Editor’s Perspective
What We Already Know about This Topic
- Acute kidney injury occurs commonly in patients who undergo cardiac surgery with cardiopulmonary bypass.
- Intraoperative renal tissue hypoxia occurs during cardiopulmonary bypass, particularly in the renal medulla. This supports the belief that renal hypoxia is part of the pathogenesis of postoperative acute kidney injury.
What This Article Tells Us That Is New
- This study assessed the duration and severity of renal tissue hypoxia after cardiopulmonary bypass and whether this hypoxia associates with histopathologic structural changes in the kidneys 4 weeks after cardiopulmonary bypass.
- This study was done using 12 adult female sheep that underwent cardiopulmonary bypass with a 2-h aortic cross-clamp time.
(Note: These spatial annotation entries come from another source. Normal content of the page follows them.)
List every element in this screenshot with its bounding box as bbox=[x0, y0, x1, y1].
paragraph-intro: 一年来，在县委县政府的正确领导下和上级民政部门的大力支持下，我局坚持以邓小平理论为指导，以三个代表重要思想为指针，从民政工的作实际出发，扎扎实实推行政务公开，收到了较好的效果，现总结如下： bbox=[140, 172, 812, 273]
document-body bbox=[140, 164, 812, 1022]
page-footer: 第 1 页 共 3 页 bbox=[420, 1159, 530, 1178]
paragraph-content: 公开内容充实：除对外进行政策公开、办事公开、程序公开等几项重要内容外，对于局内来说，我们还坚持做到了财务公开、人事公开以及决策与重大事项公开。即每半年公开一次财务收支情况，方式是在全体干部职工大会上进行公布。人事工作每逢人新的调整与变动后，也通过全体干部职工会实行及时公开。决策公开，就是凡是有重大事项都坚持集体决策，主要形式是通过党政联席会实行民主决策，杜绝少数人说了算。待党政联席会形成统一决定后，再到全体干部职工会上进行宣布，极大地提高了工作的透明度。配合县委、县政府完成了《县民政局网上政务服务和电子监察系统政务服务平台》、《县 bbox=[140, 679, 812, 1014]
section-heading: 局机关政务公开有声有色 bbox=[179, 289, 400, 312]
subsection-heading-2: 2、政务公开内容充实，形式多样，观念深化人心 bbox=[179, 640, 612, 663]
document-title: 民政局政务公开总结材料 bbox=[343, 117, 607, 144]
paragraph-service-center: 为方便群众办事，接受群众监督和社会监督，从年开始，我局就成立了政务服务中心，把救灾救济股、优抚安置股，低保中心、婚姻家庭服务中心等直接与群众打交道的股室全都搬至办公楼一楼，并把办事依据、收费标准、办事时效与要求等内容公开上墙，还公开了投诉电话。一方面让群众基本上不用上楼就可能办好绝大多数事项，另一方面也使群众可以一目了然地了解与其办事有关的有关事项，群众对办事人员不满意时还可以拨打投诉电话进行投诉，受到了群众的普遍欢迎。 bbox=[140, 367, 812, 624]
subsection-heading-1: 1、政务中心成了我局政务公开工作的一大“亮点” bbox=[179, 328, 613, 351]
The authors assessed systemic and renal hemodynamics and oxygen delivery, kidney function, and renal tissue oxygenation, before and during cardiopulmonary bypass, in the 48 h after cardiopulmonary bypass, and then weekly for 4 weeks.
- Four weeks after cardiopulmonary bypass, the authors observed sustained renal medullary and cortical tissue hypoxia and histopathologic renal injury.
- These findings support that exposure to cardiopulmonary bypass is associated with longer-term effects on kidney function, which may explain the transition of acute kidney injury to chronic kidney disease.